Il ne s’agit pas de rétablir un équilibre écologique entre un quantum de bien et un quantum de mal dans le monde. Cette notion d’équilibre serait magique. Il n’y a pas à additionner, à comptabiliser les actes plus et les actes moins (avec quels coefficients ?). Il n’y a pas non plus à espérer que la dose des premiers croisse et que ce serait cela l’avenir de la planète. Pourtant les gens qui soignent et ceux qui font régresser la mauvaise santé, ceux qui aident les névrosés à sortir de leur cercle vicieux, ceux qui rééduquent les infirmes, ceux qui instruisent, ceux qui amendent le sol et rendent les contrées prospères, ceux qui éclairent la conscience politique et ceux qui cherchent à mieux organiser la société, ceux-là et bien d’autres font diminuer le mal sous différentes formes. Mais on ne saura jamais si l’humanité va mieux, s’il y a un progrès. Les forces destructrices, qu’elles soient naturelles ou humaines, sont d’une ampleur et d’une constance qui forcent l’admiration. Une maison patiemment construite est démolie en une seconde. L’héroïsme d’un militant sera nié par la réaction triomphante ou la révolution annexée par une nouvelle classe de maîtres.

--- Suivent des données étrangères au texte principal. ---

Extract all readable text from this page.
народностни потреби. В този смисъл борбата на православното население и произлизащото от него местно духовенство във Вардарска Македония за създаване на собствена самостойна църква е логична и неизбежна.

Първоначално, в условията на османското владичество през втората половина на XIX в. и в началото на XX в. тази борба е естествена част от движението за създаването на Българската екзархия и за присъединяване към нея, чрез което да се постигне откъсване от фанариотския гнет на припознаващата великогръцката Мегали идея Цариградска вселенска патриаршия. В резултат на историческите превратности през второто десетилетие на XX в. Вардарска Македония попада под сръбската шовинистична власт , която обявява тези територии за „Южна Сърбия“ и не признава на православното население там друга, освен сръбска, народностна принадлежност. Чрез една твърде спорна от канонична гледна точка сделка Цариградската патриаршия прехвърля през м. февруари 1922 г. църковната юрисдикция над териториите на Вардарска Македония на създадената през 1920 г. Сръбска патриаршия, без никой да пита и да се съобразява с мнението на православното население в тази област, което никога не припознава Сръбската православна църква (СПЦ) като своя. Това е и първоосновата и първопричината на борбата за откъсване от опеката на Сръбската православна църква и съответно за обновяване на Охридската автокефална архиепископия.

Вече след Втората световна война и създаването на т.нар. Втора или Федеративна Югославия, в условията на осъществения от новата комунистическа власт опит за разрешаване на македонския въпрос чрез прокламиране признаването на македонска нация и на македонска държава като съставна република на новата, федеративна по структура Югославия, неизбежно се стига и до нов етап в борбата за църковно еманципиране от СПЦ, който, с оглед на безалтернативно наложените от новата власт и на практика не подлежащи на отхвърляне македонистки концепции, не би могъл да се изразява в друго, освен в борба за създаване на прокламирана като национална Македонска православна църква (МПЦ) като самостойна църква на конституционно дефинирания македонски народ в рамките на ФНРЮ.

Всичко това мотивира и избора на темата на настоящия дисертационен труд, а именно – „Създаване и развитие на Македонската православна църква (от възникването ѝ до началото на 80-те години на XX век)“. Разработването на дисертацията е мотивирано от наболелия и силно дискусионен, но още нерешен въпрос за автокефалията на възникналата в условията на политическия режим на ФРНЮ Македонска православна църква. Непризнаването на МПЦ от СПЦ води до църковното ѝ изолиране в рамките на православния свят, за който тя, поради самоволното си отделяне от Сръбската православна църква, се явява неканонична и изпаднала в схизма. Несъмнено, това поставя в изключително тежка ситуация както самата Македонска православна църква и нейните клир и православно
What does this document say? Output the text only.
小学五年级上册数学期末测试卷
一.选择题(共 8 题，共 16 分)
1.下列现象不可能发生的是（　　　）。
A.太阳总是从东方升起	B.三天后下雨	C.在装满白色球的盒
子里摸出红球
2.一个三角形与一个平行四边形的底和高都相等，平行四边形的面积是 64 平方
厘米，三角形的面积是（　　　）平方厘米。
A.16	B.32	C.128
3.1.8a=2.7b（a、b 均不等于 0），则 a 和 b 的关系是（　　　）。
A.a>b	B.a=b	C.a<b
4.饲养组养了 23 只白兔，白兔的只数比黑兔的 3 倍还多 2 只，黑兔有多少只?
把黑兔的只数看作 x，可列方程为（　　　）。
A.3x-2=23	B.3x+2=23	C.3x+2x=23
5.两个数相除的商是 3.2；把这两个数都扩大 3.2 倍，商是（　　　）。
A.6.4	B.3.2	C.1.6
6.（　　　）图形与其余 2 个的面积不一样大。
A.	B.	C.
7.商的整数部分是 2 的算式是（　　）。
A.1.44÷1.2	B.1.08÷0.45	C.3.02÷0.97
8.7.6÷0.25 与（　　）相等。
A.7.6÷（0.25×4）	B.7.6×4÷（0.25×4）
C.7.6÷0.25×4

Je veux ici seulement mettre en avant une règle de la morale. Règle minimale, si l’on veut. La règle absolue serait : « Fais tous les actes bons que tu pourras, même si tu ne vois pas le bien triompher, ou simplement augmenter. » A tout le moins je propose : « Toutes les fois que tu auras fait un acte mauvais, c’est à dire nuisible à autrui, fais un acte bon ». C’est le premier rempart que nous pouvons dresser, et redresser sans cesse, contre la puissance du mal.